Cabe recordar que a mediados del siglo XIX se avecindan las primeras iglesias evangélicas en el país. En 1909 nace, por ejemplo, la Iglesia Metodista Pentecostal (la que tiene mayor cantidad de fieles). Más allá de las cifras (la Iglesia Evangélica es la segunda religión mayoritaria del país con un 16,4% de los chilenos mayores de 15 años), el aporte de los evangélicos al país es indudable, aunque no cuenten con una doctrina social, como la Iglesia católica. Poco a poco ellas han ido manifestando públicamente y sin ambigüedades su rechazo a los principios “anticristianos”. En un comienzo lo manifestaban “internamente”, por ejemplo, en sus Te deum. Ahora lo hacen públicamente a través del llamado a los candidatos presidenciables o mediante marchas en la calle como la de la semana pasada en Santiago. 

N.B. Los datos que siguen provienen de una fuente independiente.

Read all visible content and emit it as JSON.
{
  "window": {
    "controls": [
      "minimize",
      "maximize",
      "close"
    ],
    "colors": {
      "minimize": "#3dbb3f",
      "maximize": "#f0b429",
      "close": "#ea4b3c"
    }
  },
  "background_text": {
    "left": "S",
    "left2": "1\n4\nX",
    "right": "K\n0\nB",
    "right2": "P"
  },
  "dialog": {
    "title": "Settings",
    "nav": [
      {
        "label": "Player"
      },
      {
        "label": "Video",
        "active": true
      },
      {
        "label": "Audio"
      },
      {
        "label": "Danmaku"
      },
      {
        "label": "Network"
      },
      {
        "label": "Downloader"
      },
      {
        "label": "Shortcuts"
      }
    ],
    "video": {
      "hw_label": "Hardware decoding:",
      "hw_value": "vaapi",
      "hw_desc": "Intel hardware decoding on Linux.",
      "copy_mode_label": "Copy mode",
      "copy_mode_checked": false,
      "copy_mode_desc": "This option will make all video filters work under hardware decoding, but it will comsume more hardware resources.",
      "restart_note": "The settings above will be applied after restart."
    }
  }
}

También agrupados en la Mesa Ampliada Unión de Iglesias Evangélicas,han manifestado en reiteradas ocasiones la preocupación de sus fieles por los distintos temas valóricos como el aborto, el matrimonio homosexual, la adopción homoparental, la ideología de género y la despenalización de la marihuana. Temas en los que coinciden plenamente con los católicos. 

Fruto de este diálogo es la “Carta acerca de los Valores Fundamentales sobre la Vida, el Matrimonio y la Familia” que el 4 octubre del 2011 entregaron diferentes iglesias al presidente Piñera. La misiva fue firmada por los obispos: Ricardo Ezatti, Sergio Abad, arzobispo Ortodoxo, el arzobispo Anglicano, Héctor Zavala, el líder de la Mesa Ampliada, Emiliano Soto y el Obispo Roberto López, de la Iglesia Metodista Pentecostal de Chile, junto al Obispo Francisco Anabalón de la Iglesia Pentecostal Apostólica.

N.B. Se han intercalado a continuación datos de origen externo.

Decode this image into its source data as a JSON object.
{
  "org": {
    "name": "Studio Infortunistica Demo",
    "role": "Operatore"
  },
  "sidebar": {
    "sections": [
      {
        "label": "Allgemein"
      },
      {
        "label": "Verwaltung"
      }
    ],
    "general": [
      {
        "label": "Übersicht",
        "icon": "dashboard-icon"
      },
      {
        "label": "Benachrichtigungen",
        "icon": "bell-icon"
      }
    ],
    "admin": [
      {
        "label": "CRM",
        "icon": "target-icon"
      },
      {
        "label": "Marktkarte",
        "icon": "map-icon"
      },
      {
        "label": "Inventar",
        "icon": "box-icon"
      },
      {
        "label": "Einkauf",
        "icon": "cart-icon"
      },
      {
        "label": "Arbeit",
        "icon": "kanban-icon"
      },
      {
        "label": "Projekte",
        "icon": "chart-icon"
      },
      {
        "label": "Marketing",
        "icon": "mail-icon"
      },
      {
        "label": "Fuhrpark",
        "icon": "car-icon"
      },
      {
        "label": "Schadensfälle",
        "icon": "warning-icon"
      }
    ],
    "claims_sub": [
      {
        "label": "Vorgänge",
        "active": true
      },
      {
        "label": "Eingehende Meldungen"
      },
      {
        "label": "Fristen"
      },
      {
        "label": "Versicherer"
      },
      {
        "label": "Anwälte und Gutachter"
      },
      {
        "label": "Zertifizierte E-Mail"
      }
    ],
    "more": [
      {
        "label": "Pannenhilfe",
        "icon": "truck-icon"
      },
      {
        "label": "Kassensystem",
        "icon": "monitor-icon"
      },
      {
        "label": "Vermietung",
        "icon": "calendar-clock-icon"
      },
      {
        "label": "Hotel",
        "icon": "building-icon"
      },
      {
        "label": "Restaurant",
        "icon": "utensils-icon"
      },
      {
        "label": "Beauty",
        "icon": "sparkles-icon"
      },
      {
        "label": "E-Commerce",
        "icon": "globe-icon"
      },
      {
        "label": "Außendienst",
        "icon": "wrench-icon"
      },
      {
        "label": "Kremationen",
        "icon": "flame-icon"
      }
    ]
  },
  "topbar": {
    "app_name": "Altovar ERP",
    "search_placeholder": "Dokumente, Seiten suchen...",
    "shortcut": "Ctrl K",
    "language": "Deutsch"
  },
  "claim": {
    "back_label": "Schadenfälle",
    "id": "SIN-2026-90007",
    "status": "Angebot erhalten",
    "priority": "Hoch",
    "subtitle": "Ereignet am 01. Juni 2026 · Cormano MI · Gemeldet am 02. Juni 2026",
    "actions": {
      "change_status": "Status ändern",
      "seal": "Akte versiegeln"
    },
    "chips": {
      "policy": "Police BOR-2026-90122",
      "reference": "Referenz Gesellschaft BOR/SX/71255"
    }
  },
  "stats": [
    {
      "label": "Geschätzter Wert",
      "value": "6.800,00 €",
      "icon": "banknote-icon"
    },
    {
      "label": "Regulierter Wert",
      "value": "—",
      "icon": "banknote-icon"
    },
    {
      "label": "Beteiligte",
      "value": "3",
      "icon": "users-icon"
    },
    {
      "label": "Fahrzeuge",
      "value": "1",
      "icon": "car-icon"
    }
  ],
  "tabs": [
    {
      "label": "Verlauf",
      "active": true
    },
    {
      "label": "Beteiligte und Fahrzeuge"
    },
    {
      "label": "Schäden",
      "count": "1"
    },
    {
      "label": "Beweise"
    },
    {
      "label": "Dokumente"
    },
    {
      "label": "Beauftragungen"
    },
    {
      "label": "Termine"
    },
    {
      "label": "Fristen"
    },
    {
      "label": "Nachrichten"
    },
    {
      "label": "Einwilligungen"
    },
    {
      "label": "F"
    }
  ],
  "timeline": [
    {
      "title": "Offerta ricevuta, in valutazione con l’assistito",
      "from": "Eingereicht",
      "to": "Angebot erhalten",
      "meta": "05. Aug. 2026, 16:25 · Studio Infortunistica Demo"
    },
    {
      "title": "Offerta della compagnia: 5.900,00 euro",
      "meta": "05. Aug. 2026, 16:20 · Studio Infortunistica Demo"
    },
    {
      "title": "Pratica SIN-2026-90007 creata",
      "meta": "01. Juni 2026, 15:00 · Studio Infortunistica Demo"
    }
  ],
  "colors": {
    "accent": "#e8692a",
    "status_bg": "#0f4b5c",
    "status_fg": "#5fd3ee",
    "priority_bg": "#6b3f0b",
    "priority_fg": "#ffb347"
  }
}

El diálogo implica precisamente poner el acento en los aspectos que unen y no en los que separan. La defensa de la vida y de los principios cristianos, es tierra fértil para seguir cultivando el diálogo interreligioso, cuyo fruto más precioso es precisamente lograr el respeto por la dignidad humana. Esperamos que esos temas y otros tantos que también son “valóricos”, como la pobreza, la desigualdad, la educación, la violencia, etc....sigan alentando el diálogo ecuménico, porque, a fin de cuentas, como señalaba don Andrés Bello, todas las verdades se tocan. 

 

*Doctor en Filosofía y director del Instituto de Filosofía en la Universidad San Sebastián.